Today I’ve walked myself into exhaustion. 12 km up the wilderness. I thought of limits, and where mine were. Could they be conquered? Of course, it didn’t take me more than a fraction of a second to realize what a stupid idea the idea of conquering limit is – though most people believe in such things. If someone climbs the Everest, it’s being reported on as a case of conquering limit. Yes, people don’t have much imagination. Except for poets. W.H. Auden talks about “life’s limiting defect” – death. In his poem, “The Watchers” he addresses the constellation Gemini: “O Lords of Limit training dark and light / And setting a tabu `twixt left and right.” We are guided by mystery, yet all that which begins in mystery ends in philosophy. We should all do more math. Geoffrey Hill wrote an entire book of criticism using Auden’s line as a title: The Lords of Limit (1984), in which he discusses mainly the Renaissance and Restoration writers. With good reason. The poets and playwrights of those days knew more math than the contemporary ones, which means that they qualified for the title of lords of limit by default. They calculated the political implication of metaphor - for cosmology and domestic affairs. Apart from using Auden’s line as a title, Hill also uses it as an epigraph. So, where the politics of limit is concerned, the mere thinking about it is twice as good. So, what am I saying, sun-struck as I am, and feeling delirious? That we are not only watchers of passionate convergence to limit, if and when we care to think about it, but we are also seekers: we pose questions while we watch. Here's one. Not a personal one, as right now, I want to keep that to myself, but one that the poet/critic poses.
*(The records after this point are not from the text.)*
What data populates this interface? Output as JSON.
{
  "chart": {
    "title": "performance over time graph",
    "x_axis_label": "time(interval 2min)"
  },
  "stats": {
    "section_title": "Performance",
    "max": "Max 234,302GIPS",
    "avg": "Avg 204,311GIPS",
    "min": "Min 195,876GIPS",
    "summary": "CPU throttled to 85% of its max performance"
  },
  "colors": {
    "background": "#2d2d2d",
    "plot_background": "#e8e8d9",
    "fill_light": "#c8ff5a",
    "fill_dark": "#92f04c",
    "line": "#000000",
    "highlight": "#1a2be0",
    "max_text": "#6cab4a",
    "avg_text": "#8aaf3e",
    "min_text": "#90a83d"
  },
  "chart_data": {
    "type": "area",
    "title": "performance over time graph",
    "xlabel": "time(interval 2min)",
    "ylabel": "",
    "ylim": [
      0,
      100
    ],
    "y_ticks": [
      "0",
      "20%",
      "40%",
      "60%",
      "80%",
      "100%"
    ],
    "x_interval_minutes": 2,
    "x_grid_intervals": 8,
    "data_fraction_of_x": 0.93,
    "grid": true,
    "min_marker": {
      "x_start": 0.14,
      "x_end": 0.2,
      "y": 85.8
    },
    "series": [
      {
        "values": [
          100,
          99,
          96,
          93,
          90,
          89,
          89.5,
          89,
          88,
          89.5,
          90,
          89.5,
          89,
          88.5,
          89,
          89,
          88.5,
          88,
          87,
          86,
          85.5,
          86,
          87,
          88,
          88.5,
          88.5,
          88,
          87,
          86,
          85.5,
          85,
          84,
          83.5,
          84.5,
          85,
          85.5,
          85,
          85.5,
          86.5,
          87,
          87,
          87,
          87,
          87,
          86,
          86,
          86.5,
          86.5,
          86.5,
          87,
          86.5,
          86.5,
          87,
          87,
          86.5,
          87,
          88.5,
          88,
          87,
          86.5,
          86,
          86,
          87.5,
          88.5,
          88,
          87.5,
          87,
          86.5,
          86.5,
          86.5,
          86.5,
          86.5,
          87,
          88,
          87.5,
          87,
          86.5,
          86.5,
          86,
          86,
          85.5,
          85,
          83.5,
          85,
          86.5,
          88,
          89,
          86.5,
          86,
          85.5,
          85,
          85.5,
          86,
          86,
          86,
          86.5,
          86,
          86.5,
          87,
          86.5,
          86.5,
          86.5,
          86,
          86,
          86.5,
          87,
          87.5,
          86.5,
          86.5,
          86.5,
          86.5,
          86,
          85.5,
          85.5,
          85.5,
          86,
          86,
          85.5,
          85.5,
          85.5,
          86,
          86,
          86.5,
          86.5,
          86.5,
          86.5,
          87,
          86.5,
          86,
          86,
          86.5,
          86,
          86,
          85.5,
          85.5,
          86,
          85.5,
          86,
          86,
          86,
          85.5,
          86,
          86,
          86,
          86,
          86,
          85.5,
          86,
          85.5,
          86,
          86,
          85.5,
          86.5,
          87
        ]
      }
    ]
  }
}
Hill uses Iris Murdoch’s insight to accompany his Auden epigraph: “It is always a significant question to ask about any philosopher: what is he afraid of?” (On God and Good) When things intersect, they intersect, and that’s all there’s to it. I am not a Lord of Limit, but of Watching.


Hades said…
Do you suggest any essays in 'lords of limit' or anywhere else that is penetrating on the subject of poet/ry and mathematics?